Runaway

I love a good challenge - and so, Fractured Literary’s recent Micro-Fiction contest was the perfect puzzle. The task? Write a piece of flash fiction that’s 400 words or less. And so, “Runaway” was born, entered, and even made the contest’s short list! It’s amazing what pressure and prompts can do for the creative brain.

Runaway

He picks me up in Manitoba. I can see his eyes through the insect-splattered window; they are tight, small slits. The rest of him sketches like a cartoon villain: blonde hair gelled back, clean shaven face, weak chin, thin lips. He is a bad guy, a bad man, and I know this when I get into the car.

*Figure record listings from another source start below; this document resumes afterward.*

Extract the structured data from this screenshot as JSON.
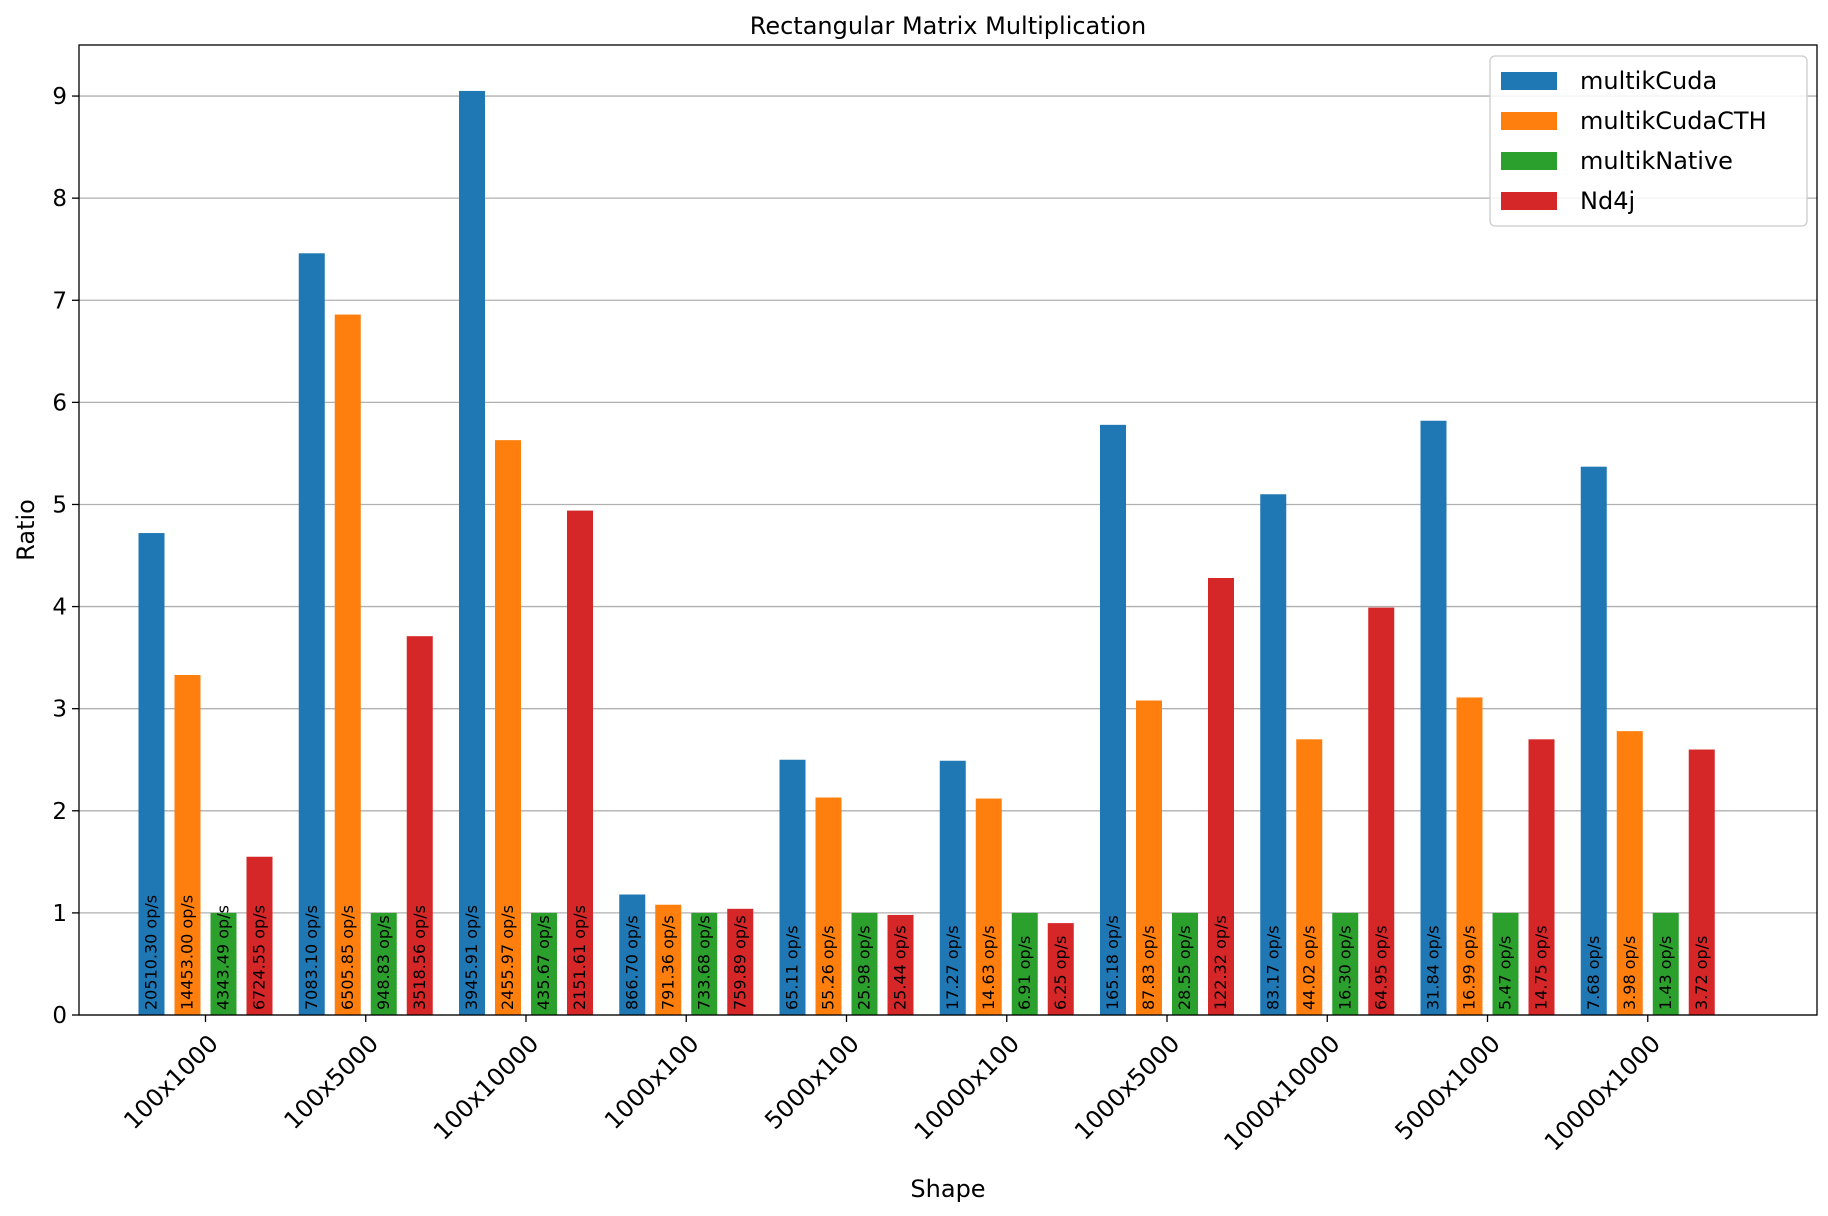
{
  "chart_data": {
    "type": "bar",
    "title": "Rectangular Matrix Multiplication",
    "xlabel": "Shape",
    "ylabel": "Ratio",
    "ylim": [
      0,
      9.5
    ],
    "yticks": [
      "0",
      "1",
      "2",
      "3",
      "4",
      "5",
      "6",
      "7",
      "8",
      "9"
    ],
    "grid": "horizontal",
    "legend_position": "top-right",
    "categories": [
      "100x1000",
      "100x5000",
      "100x10000",
      "1000x100",
      "5000x100",
      "10000x100",
      "1000x5000",
      "1000x10000",
      "5000x1000",
      "10000x1000"
    ],
    "series": [
      {
        "name": "multikCuda",
        "color": "#1f77b4",
        "values": [
          4.72,
          7.46,
          9.05,
          1.18,
          2.5,
          2.49,
          5.78,
          5.1,
          5.82,
          5.37
        ],
        "labels": [
          "20510.30 op/s",
          "7083.10 op/s",
          "3945.91 op/s",
          "866.70 op/s",
          "65.11 op/s",
          "17.27 op/s",
          "165.18 op/s",
          "83.17 op/s",
          "31.84 op/s",
          "7.68 op/s"
        ]
      },
      {
        "name": "multikCudaCTH",
        "color": "#ff7f0e",
        "values": [
          3.33,
          6.86,
          5.63,
          1.08,
          2.13,
          2.12,
          3.08,
          2.7,
          3.11,
          2.78
        ],
        "labels": [
          "14453.00 op/s",
          "6505.85 op/s",
          "2455.97 op/s",
          "791.36 op/s",
          "55.26 op/s",
          "14.63 op/s",
          "87.83 op/s",
          "44.02 op/s",
          "16.99 op/s",
          "3.98 op/s"
        ]
      },
      {
        "name": "multikNative",
        "color": "#2ca02c",
        "values": [
          1.0,
          1.0,
          1.0,
          1.0,
          1.0,
          1.0,
          1.0,
          1.0,
          1.0,
          1.0
        ],
        "labels": [
          "4343.49 op/s",
          "948.83 op/s",
          "435.67 op/s",
          "733.68 op/s",
          "25.98 op/s",
          "6.91 op/s",
          "28.55 op/s",
          "16.30 op/s",
          "5.47 op/s",
          "1.43 op/s"
        ]
      },
      {
        "name": "Nd4j",
        "color": "#d62728",
        "values": [
          1.55,
          3.71,
          4.94,
          1.04,
          0.98,
          0.9,
          4.28,
          3.99,
          2.7,
          2.6
        ],
        "labels": [
          "6724.55 op/s",
          "3518.56 op/s",
          "2151.61 op/s",
          "759.89 op/s",
          "25.44 op/s",
          "6.25 op/s",
          "122.32 op/s",
          "64.95 op/s",
          "14.75 op/s",
          "3.72 op/s"
        ]
      }
    ]
  }
}
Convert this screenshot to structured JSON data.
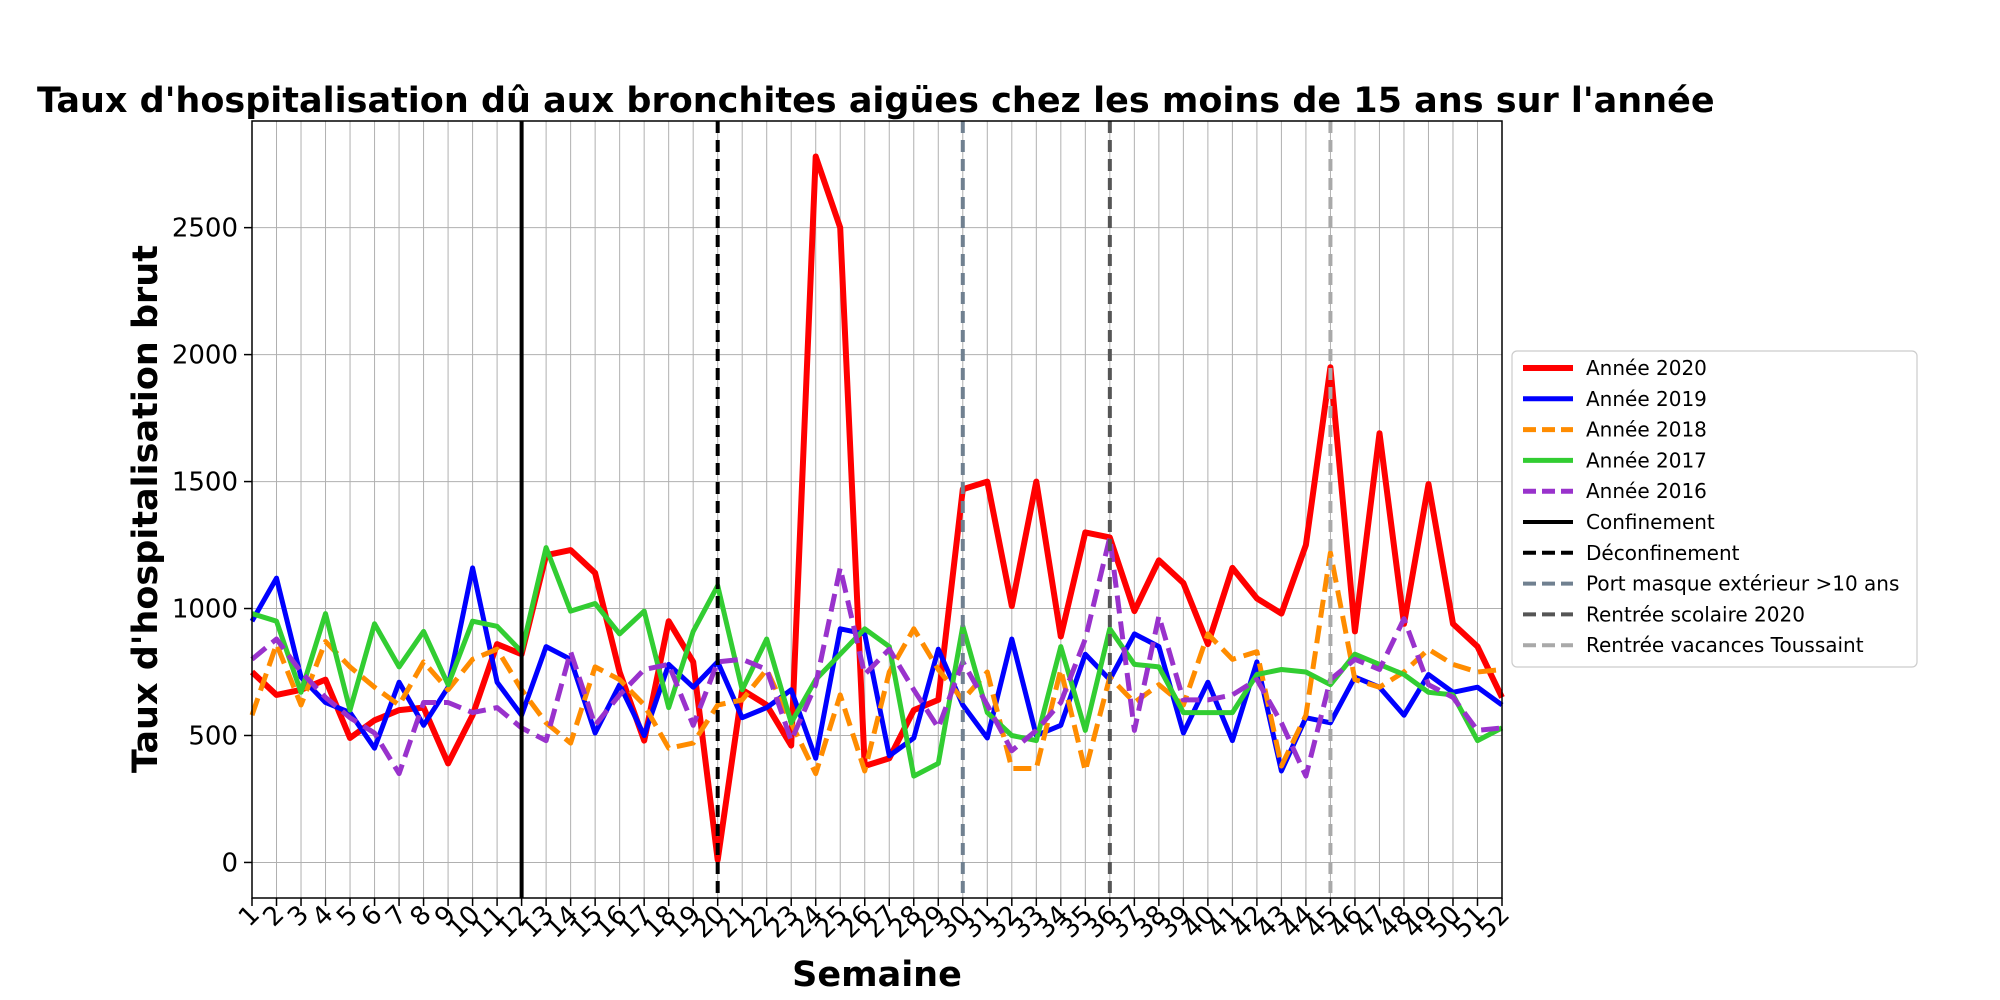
{
  "chart_data": {
    "type": "line",
    "title": "Taux d'hospitalisation dû aux bronchites aigües chez les moins de 15 ans sur l'année",
    "xlabel": "Semaine",
    "ylabel": "Taux d'hospitalisation brut",
    "x": [
      1,
      2,
      3,
      4,
      5,
      6,
      7,
      8,
      9,
      10,
      11,
      12,
      13,
      14,
      15,
      16,
      17,
      18,
      19,
      20,
      21,
      22,
      23,
      24,
      25,
      26,
      27,
      28,
      29,
      30,
      31,
      32,
      33,
      34,
      35,
      36,
      37,
      38,
      39,
      40,
      41,
      42,
      43,
      44,
      45,
      46,
      47,
      48,
      49,
      50,
      51,
      52
    ],
    "xlim": [
      1,
      52
    ],
    "ylim": [
      -140,
      2920
    ],
    "yticks": [
      0,
      500,
      1000,
      1500,
      2000,
      2500
    ],
    "grid": true,
    "legend_position": "right",
    "series": [
      {
        "name": "Année 2020",
        "color": "#ff0000",
        "style": "solid",
        "width": 6,
        "values": [
          750,
          660,
          680,
          720,
          490,
          560,
          600,
          610,
          390,
          580,
          860,
          820,
          1210,
          1230,
          1140,
          750,
          480,
          950,
          790,
          10,
          680,
          620,
          460,
          2780,
          2500,
          380,
          410,
          600,
          640,
          1470,
          1500,
          1010,
          1500,
          890,
          1300,
          1280,
          990,
          1190,
          1100,
          860,
          1160,
          1040,
          980,
          1250,
          1950,
          910,
          1690,
          940,
          1490,
          940,
          850,
          650
        ]
      },
      {
        "name": "Année 2019",
        "color": "#0000ff",
        "style": "solid",
        "width": 5,
        "values": [
          950,
          1120,
          730,
          630,
          590,
          450,
          710,
          540,
          690,
          1160,
          710,
          580,
          850,
          800,
          510,
          700,
          500,
          780,
          690,
          790,
          570,
          610,
          680,
          410,
          920,
          900,
          420,
          490,
          840,
          620,
          490,
          880,
          500,
          540,
          820,
          720,
          900,
          850,
          510,
          710,
          480,
          790,
          360,
          570,
          550,
          730,
          690,
          580,
          740,
          670,
          690,
          620
        ]
      },
      {
        "name": "Année 2018",
        "color": "#ff8c00",
        "style": "dashed",
        "width": 5,
        "values": [
          580,
          860,
          620,
          870,
          770,
          690,
          620,
          790,
          680,
          800,
          840,
          680,
          550,
          470,
          770,
          720,
          620,
          450,
          470,
          620,
          640,
          760,
          550,
          350,
          660,
          360,
          750,
          920,
          760,
          640,
          750,
          370,
          370,
          760,
          360,
          730,
          630,
          700,
          620,
          900,
          800,
          830,
          380,
          580,
          1220,
          720,
          690,
          750,
          840,
          780,
          750,
          760
        ]
      },
      {
        "name": "Année 2017",
        "color": "#32cd32",
        "style": "solid",
        "width": 5,
        "values": [
          980,
          950,
          670,
          980,
          600,
          940,
          770,
          910,
          700,
          950,
          930,
          830,
          1240,
          990,
          1020,
          900,
          990,
          610,
          910,
          1090,
          680,
          880,
          550,
          720,
          820,
          920,
          850,
          340,
          390,
          930,
          590,
          500,
          480,
          850,
          520,
          920,
          780,
          770,
          590,
          590,
          590,
          740,
          760,
          750,
          700,
          820,
          780,
          740,
          670,
          660,
          480,
          530
        ]
      },
      {
        "name": "Année 2016",
        "color": "#9932cc",
        "style": "dashed",
        "width": 5,
        "values": [
          800,
          880,
          750,
          650,
          570,
          510,
          350,
          630,
          630,
          590,
          610,
          530,
          480,
          830,
          540,
          660,
          760,
          780,
          540,
          790,
          800,
          760,
          480,
          700,
          1160,
          740,
          840,
          680,
          530,
          790,
          620,
          440,
          520,
          630,
          880,
          1280,
          520,
          970,
          640,
          640,
          660,
          720,
          550,
          340,
          720,
          800,
          760,
          960,
          700,
          650,
          520,
          530
        ]
      }
    ],
    "vlines": [
      {
        "name": "Confinement",
        "x": 12,
        "color": "#000000",
        "style": "solid",
        "width": 4
      },
      {
        "name": "Déconfinement",
        "x": 20,
        "color": "#000000",
        "style": "dashed",
        "width": 4
      },
      {
        "name": "Port masque extérieur >10 ans",
        "x": 30,
        "color": "#708090",
        "style": "dashed",
        "width": 4
      },
      {
        "name": "Rentrée scolaire 2020",
        "x": 36,
        "color": "#555555",
        "style": "dashed",
        "width": 4
      },
      {
        "name": "Rentrée vacances Toussaint",
        "x": 45,
        "color": "#a9a9a9",
        "style": "dashed",
        "width": 4
      }
    ]
  }
}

The following year, I am in Saskatchewan, swimming in an ocean of canola, hands planted in dirt, and meanwhile, the bad man has just completed the purchase of an abandoned motel along an evergreen-heavy roadside in northern Ontario, where there is no cell phone service.


By the time I start to see his face less and less in my dreams, he has given up his aspirations of refurbishing the rotted, asbestos-poisoned lodge to seek a new opportunity in Alberta. Along with false hope, he also leaves his car behind, the same beige vehicle whose passenger seat I once occupied.


The bad man is too close to me now; only one province over from my rural prairie sanctuary, I can feel his leering presence.


Shortly after his slippery arrival in Alberta, he infiltrates the oil fields, marries, has a child. The night his baby is born, I am over in British Columbia, recovering from a miscarriage.


A few years after the birth of his son, his wife leaves him and takes the boy. The bad man moves into a small apartment and tells anyone that will listen that his ex is a scorned cunt, and I can feel the hot spit of his words on my skin from where I am, 1,436 kilometers west of where he is living.


Ten years from the day he picked me up on the cold shoulder of the Manitoban highway, I am now three time zones east from the bad man, but can still sense the clutches of hatred closing in on him from all sides. The result is a combustion, an irreparable severance, an inherent disgust rooted in everyone that has encountered him, for each of them understands that he is somehow no good; it is a smell he gives off, a tainted taste he leaves, a deep down gut feeling that everything about him is unforgivable.


And so, the hate engulfs him; it swallows him whole. He ceases to exist.